Absolute economic fail! Here in the States we can rent a movie for a night for 50pence at a "Redbox". Stunningly stupid to even sugguest that people will 40movies at $9.99 each.
Maybe you should write for PC World or something.
10 bucks to unlock an already-delivered movie is ridiculous. I cant imagine any one with any intelligence paying for that, (which means many people probably would).
$2 is a realistic price, given one can rent (and rip) a DVD from netflix for around that.
I really like the proposed idea of them selling a large drive with locked movies and charging little or nothing for the drive itself. I would buy multiple drives if they did that. Of course I would just reformat the drive as soon as I got it and fill it with something actually useful.
..until some leet hacksaw finds out how to unlock the movies for free, and publishes the howto?
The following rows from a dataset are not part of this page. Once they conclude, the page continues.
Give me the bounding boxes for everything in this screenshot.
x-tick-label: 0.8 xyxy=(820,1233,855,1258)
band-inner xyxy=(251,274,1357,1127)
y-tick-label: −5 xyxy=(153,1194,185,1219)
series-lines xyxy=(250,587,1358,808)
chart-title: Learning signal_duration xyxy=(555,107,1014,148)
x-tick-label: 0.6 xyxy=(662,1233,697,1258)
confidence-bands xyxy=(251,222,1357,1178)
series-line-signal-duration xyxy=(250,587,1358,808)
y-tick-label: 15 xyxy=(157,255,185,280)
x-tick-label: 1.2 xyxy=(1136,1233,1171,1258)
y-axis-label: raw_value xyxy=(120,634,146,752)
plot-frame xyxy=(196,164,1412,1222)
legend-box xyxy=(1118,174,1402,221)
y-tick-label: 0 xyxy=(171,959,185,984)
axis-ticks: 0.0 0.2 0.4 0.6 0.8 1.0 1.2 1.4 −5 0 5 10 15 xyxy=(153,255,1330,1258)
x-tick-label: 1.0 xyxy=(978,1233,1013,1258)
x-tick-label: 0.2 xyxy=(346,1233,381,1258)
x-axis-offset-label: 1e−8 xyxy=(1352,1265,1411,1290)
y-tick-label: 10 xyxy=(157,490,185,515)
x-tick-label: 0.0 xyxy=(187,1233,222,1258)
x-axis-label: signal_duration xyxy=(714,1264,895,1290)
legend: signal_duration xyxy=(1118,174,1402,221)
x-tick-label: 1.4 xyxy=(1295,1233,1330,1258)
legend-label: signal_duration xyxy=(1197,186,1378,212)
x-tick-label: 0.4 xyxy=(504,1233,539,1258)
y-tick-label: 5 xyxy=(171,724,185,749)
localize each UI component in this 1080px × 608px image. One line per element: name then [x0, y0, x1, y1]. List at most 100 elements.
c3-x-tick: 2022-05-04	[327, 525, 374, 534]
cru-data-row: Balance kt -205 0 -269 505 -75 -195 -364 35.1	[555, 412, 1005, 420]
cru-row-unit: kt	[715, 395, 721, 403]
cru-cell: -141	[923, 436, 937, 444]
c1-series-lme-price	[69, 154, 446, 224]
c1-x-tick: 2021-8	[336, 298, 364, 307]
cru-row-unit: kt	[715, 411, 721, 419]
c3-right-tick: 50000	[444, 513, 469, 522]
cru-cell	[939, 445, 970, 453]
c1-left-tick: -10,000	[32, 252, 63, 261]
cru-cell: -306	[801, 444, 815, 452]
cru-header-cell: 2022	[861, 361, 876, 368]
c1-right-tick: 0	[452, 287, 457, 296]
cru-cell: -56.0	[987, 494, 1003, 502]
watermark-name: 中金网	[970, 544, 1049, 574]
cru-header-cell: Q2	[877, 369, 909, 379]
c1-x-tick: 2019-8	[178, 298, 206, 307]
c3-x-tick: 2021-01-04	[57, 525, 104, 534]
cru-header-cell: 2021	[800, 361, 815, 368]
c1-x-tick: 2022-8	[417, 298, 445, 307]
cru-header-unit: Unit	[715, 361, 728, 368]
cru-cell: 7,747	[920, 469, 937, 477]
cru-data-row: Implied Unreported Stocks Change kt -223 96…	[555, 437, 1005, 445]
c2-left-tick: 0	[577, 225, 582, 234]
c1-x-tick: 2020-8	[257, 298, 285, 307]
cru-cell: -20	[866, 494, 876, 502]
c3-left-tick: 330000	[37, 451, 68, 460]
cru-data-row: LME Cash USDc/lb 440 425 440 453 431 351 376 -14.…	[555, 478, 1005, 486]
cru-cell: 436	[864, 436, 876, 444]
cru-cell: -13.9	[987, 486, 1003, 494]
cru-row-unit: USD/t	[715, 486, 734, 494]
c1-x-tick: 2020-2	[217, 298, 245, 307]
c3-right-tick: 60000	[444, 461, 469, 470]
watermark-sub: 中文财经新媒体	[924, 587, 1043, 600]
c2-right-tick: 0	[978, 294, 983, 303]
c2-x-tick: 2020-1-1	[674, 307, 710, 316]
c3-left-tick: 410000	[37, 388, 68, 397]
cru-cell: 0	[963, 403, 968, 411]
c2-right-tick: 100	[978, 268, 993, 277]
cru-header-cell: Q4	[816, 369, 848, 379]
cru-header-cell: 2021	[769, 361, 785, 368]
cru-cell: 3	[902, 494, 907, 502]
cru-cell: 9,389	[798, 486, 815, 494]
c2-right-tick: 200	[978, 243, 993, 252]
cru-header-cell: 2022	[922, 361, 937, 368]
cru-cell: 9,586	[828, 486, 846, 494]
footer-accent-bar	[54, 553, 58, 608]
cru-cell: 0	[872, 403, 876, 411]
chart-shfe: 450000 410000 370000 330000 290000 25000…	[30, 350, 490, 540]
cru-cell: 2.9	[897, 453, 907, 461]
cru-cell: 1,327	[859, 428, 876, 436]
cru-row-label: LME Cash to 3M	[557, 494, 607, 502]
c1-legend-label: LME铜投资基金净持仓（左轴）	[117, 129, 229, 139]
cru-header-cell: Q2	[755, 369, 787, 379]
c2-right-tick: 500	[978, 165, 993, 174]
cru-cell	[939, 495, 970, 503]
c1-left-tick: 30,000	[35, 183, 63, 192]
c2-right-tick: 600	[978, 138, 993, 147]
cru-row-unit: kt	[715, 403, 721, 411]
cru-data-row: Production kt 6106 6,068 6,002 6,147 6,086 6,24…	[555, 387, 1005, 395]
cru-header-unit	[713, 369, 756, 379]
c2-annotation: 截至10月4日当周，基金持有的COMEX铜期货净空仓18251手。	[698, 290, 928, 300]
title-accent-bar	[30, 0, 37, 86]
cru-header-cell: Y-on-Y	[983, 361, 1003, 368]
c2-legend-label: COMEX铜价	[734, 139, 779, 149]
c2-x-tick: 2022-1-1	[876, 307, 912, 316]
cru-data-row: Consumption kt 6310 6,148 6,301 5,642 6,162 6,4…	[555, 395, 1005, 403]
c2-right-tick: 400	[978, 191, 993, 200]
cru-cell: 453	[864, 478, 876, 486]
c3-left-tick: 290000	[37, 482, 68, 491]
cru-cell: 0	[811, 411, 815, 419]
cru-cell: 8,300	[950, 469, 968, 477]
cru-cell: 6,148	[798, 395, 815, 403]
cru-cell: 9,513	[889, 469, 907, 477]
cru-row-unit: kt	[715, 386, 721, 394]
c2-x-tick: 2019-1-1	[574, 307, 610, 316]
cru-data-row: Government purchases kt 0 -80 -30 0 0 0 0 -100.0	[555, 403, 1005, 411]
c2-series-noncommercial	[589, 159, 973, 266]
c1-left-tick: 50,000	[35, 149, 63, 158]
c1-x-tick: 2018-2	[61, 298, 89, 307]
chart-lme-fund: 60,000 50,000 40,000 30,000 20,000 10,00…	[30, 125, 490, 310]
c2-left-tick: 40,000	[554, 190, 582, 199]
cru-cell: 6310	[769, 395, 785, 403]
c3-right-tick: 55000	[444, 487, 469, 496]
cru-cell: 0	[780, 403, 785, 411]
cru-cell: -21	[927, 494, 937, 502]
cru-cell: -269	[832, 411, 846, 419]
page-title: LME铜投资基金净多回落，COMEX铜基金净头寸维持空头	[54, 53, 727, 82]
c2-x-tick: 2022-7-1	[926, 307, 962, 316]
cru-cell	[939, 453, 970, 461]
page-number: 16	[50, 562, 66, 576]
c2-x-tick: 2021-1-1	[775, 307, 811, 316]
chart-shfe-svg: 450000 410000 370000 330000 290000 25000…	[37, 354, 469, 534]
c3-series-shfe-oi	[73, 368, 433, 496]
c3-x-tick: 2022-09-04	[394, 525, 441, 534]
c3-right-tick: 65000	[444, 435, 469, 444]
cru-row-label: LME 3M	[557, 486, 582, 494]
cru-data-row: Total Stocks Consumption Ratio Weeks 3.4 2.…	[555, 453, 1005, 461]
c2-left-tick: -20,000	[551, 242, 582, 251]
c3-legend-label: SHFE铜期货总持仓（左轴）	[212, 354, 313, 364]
And what (encoding) quality are the movies? I've seen too many DVDs sold with a "and you can also get a digital download version FREE with this disk!" Hang on a minute.. I run OGMrip, and I have a "digital download" version for free, without having the end result look like I'm trying to watch a movie with binoculars across the street through someone's net curtains.
As for whatever shitty DRM got put on the Dark Knight DVDs that are out there.. hah. That took all of a single command-line switch in mencoder to defeat. Then I ripped it and copied it to a couple of friends just because the bastards tried.
Still. Cheap terabyte drive? That'll do me. Just format, and replace with "digital downloads" of the content I've already paid for tyvm.